Hoy se festeja el Día del Estudiante. Comienza la primavera: “Tiempo en que algo está en su mayor vigor y hermosura”, según una acepción del término.

Se trata de una fecha especial, que trae a mi mente la imagen de alguien que engrandece nuestra historia y que allá por el año 1999 se ofreció para trabajar en una de las tantas zonas de difícil acceso de nuestra provincia.

La soledad de los cerros.

Es allí donde, según confesaba, descubrió una “vida que permanecía oculta”. Comprobó el sacrificio de vivir en el cerro. Experimentó en carne propia las horas de soledad de las serranías.

No por ello se quedó de brazos cruzados. Sus años juveniles como capitán del equipo donde jugaba al rugby habían forjado en él un espíritu luchador, fuerte, templado.

Aspiraba a lo más grande. Traía una propuesta para la comunidad: obrar en conjunto para generar calidad de vida. Veía que la gente del cerro partía a las ciudades en busca de sus sueños, y ello significaba, a raíz del desarraigo, sufrimiento para muchos.

Reencontrar, recoger, recomponer.

Una idea concreta lo impulsó a crear el primer colegio polimodal albergue: que aquel que se quisiera quedar en el cerro, estuviera bien y pudiera capacitarse para un trabajo sustentable.

Un desafortunado accidente le inmovilizó las piernas, pero no logró amainar su lucha. La vivencia del abismo redobló su fe, fortaleció su esperanza, encendió más el amor por su gente.

Cada paso de la posterior recuperación estuvo motivado por dar a las personas la posibilidad de que tuvieran un horizonte abierto.
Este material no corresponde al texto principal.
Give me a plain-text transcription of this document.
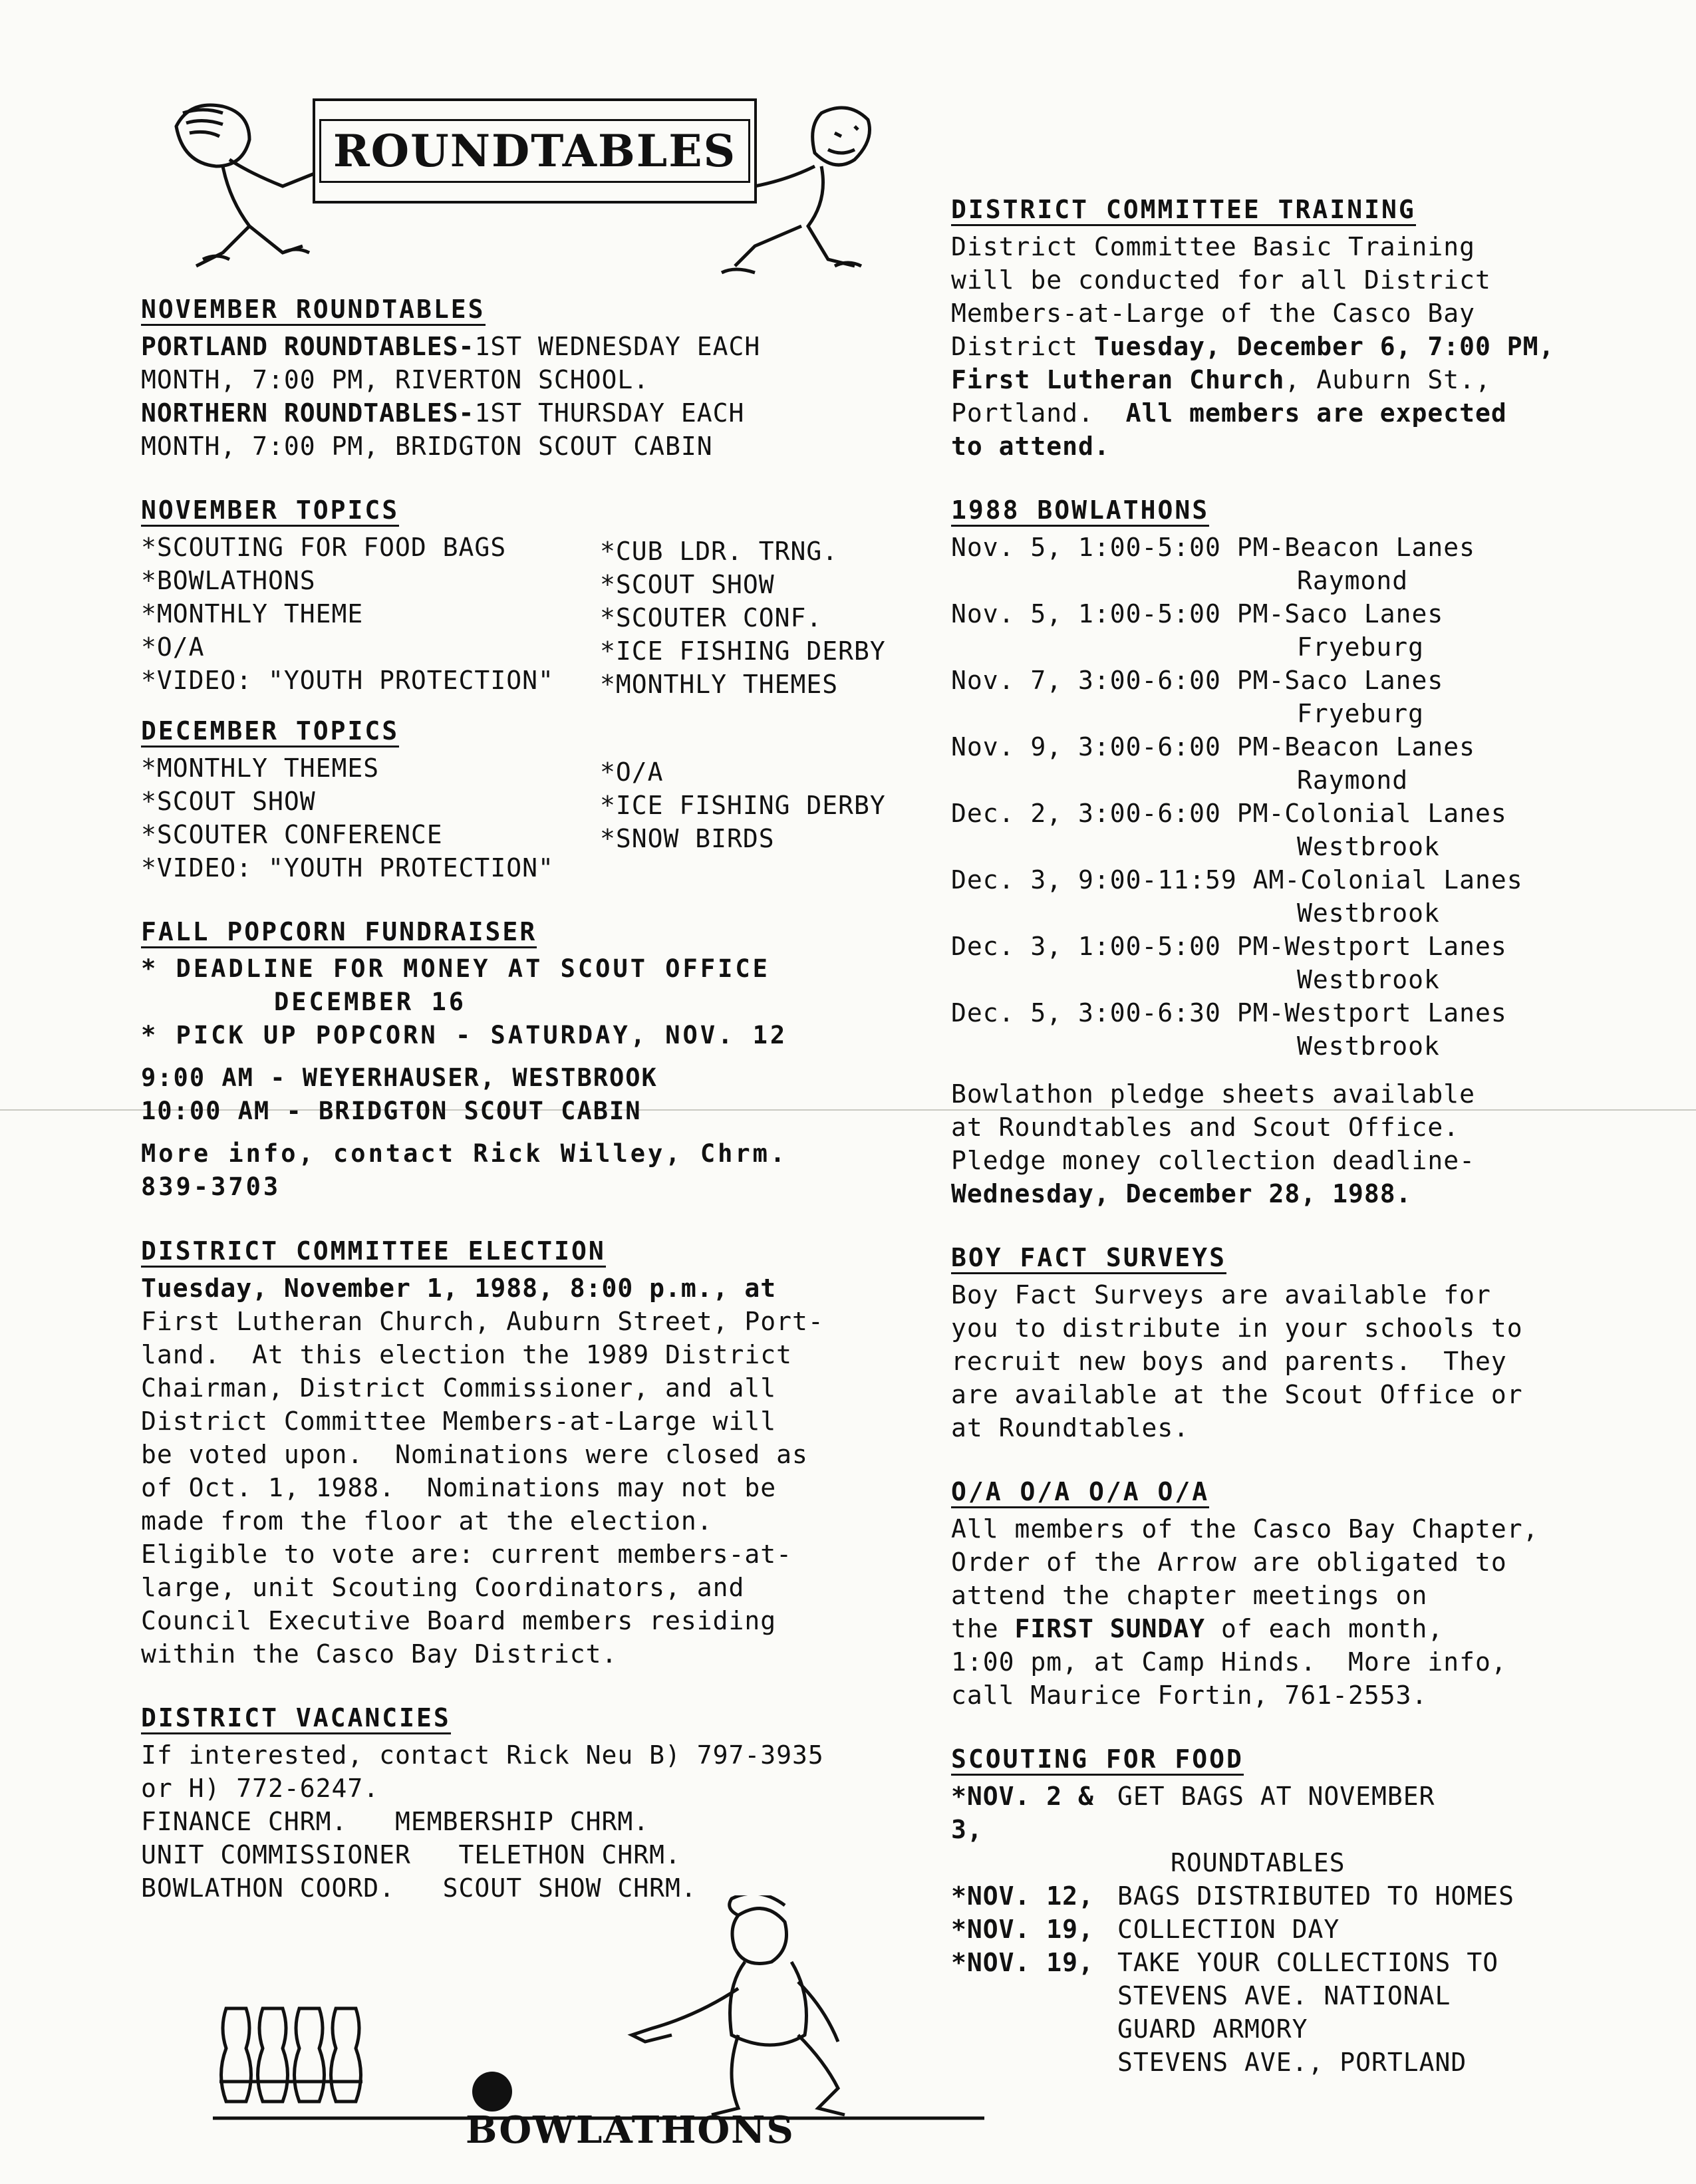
ROUNDTABLES
NOVEMBER ROUNDTABLES
PORTLAND ROUNDTABLES-1ST WEDNESDAY EACH
MONTH, 7:00 PM, RIVERTON SCHOOL.
NORTHERN ROUNDTABLES-1ST THURSDAY EACH
MONTH, 7:00 PM, BRIDGTON SCOUT CABIN
NOVEMBER TOPICS
*SCOUTING FOR FOOD BAGS
*BOWLATHONS
*MONTHLY THEME
*O/A
*VIDEO: "YOUTH PROTECTION"
*CUB LDR. TRNG.
*SCOUT SHOW
*SCOUTER CONF.
*ICE FISHING DERBY
*MONTHLY THEMES
DECEMBER TOPICS
*MONTHLY THEMES
*SCOUT SHOW
*SCOUTER CONFERENCE
*VIDEO: "YOUTH PROTECTION"
*O/A
*ICE FISHING DERBY
*SNOW BIRDS
FALL POPCORN FUNDRAISER
* DEADLINE FOR MONEY AT SCOUT OFFICE
DECEMBER 16
* PICK UP POPCORN - SATURDAY, NOV. 12
9:00 AM - WEYERHAUSER, WESTBROOK
10:00 AM - BRIDGTON SCOUT CABIN
More info, contact Rick Willey, Chrm.
839-3703
DISTRICT COMMITTEE ELECTION
Tuesday, November 1, 1988, 8:00 p.m., at
First Lutheran Church, Auburn Street, Port-
land.  At this election the 1989 District
Chairman, District Commissioner, and all
District Committee Members-at-Large will
be voted upon.  Nominations were closed as
of Oct. 1, 1988.  Nominations may not be
made from the floor at the election.
Eligible to vote are: current members-at-
large, unit Scouting Coordinators, and
Council Executive Board members residing
within the Casco Bay District.
DISTRICT VACANCIES
If interested, contact Rick Neu B) 797-3935
or H) 772-6247.
FINANCE CHRM.   MEMBERSHIP CHRM.
UNIT COMMISSIONER   TELETHON CHRM.
BOWLATHON COORD.   SCOUT SHOW CHRM.
DISTRICT COMMITTEE TRAINING
District Committee Basic Training
will be conducted for all District
Members-at-Large of the Casco Bay
District Tuesday, December 6, 7:00 PM,
First Lutheran Church, Auburn St.,
Portland.  All members are expected
to attend.
1988 BOWLATHONS
Nov. 5, 1:00-5:00 PM-Beacon Lanes
Raymond
Nov. 5, 1:00-5:00 PM-Saco Lanes
Fryeburg
Nov. 7, 3:00-6:00 PM-Saco Lanes
Fryeburg
Nov. 9, 3:00-6:00 PM-Beacon Lanes
Raymond
Dec. 2, 3:00-6:00 PM-Colonial Lanes
Westbrook
Dec. 3, 9:00-11:59 AM-Colonial Lanes
Westbrook
Dec. 3, 1:00-5:00 PM-Westport Lanes
Westbrook
Dec. 5, 3:00-6:30 PM-Westport Lanes
Westbrook
Bowlathon pledge sheets available
at Roundtables and Scout Office.
Pledge money collection deadline-
Wednesday, December 28, 1988.
BOY FACT SURVEYS
Boy Fact Surveys are available for
you to distribute in your schools to
recruit new boys and parents.  They
are available at the Scout Office or
at Roundtables.
O/A O/A O/A O/A
All members of the Casco Bay Chapter,
Order of the Arrow are obligated to
attend the chapter meetings on
the FIRST SUNDAY of each month,
1:00 pm, at Camp Hinds.  More info,
call Maurice Fortin, 761-2553.
SCOUTING FOR FOOD
*NOV. 2 & 3,
GET BAGS AT NOVEMBER
ROUNDTABLES
*NOV. 12, BAGS DISTRIBUTED TO HOMES
*NOV. 19, COLLECTION DAY
*NOV. 19, TAKE YOUR COLLECTIONS TO
STEVENS AVE. NATIONAL
GUARD ARMORY
STEVENS AVE., PORTLAND
BOWLATHONS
Una vez fijado el objetivo, llovieron las ideas y las consecuentes obras: canalización del agua, invernaderos de altura, criadero de llamas.

Sueños hechos realidad

Cuando se le preguntaba por la riqueza de un lugar que no evidenciaba más que pobreza, él rescataba como tesoro la pureza de su identidad.
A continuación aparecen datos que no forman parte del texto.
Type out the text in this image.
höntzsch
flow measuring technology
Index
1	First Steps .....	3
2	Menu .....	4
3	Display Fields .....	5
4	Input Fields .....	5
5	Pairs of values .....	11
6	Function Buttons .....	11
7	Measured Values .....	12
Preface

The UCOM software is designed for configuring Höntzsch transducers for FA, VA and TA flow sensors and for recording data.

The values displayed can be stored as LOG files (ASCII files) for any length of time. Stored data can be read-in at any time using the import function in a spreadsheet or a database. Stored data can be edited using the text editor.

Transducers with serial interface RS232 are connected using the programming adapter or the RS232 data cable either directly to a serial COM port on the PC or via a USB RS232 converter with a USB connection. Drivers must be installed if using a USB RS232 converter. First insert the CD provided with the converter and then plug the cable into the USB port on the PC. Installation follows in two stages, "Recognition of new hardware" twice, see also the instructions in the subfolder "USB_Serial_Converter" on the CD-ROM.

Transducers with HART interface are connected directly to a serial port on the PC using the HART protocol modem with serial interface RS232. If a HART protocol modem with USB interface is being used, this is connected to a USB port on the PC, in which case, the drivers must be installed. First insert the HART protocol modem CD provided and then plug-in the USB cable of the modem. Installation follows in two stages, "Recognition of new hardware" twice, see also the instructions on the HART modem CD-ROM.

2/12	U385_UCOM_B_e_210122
La persona a la que me refiero, por un lado, tenía el pensamiento estratégico para crear un centro de ventas de artesanías y capacitación, establecer una fundación o llevar agua y luz a miles de personas que vivían en el olvido.
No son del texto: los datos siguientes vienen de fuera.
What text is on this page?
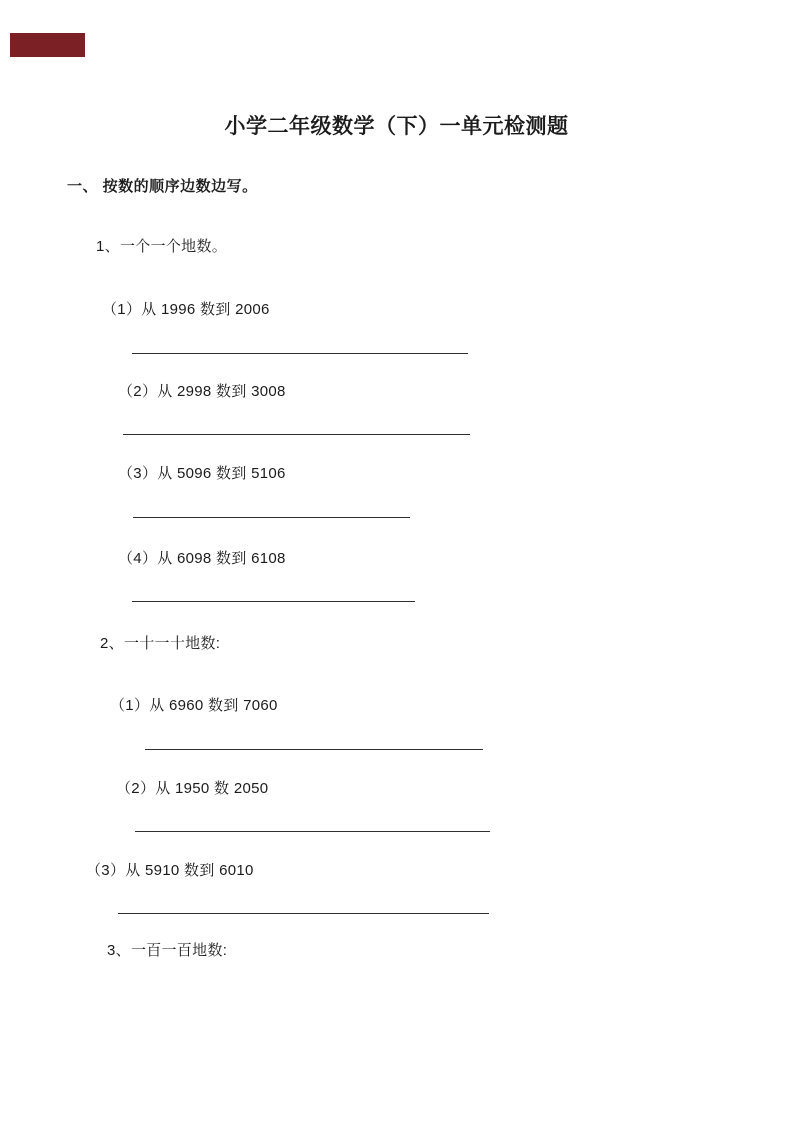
小学二年级数学（下）一单元检测题
一、 按数的顺序边数边写。
1、一个一个地数。
（1）从 1996 数到 2006
（2）从 2998 数到 3008
（3）从 5096 数到 5106
（4）从 6098 数到 6108
2、一十一十地数:
（1）从 6960 数到 7060
（2）从 1950 数 2050
（3）从 5910 数到 6010
3、一百一百地数:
Por otro, la sencillez y la delicadeza hacían sentir a cada voluntario una parte fundamental de los sueños hechos realidad. El recibir premios importantes no lo distraía de su vocación de servidor de la comunidad.

El 24 de noviembre de 2011 el silencio profundo de la Quebrada del Toro acompañó su partida. Murió a los 46 años de edad. La inesperada ausencia sumió a muchos en la sensación de orfandad y desvalimiento.

Dejar huella

Sin embargo, su obra trasciende y sigue en marcha, impulsada por quienes lo conocieron y se comprometieron a continuarla. “Proyectos grandes convocan almas grandes”, era una de sus frases favoritas, actualmente encarnada en la realidad.

Sigfrido Moroder era un chico común y corriente que estudiaba y hacía deportes. “Studium”-en latín- significa la aplicación intensa de la mente a algo. Es decir, dedicarse a algo, ocuparse concienzudamente en alguna cosa, trabajar con empeño.

A los dieciocho años eligió libremente el camino que lo hacía pleno. El colectivo de los sueños, que recorre las escuelas de la región, con música y juegos, habla de su deseo: “Que los estudiantes sean diáfanos y lindos como el cielo de la Quebrada. Que puedan dar lo mejor de sí”.

Al padre a Chifri lo desvivía un anhelo: hacer el bien. Tenía sueños nobles, altos, sublimes. Aprovecho la celebración de tu día, estudiante, para preguntarte: ¿Tenés algún sueño? ¿Cuál es?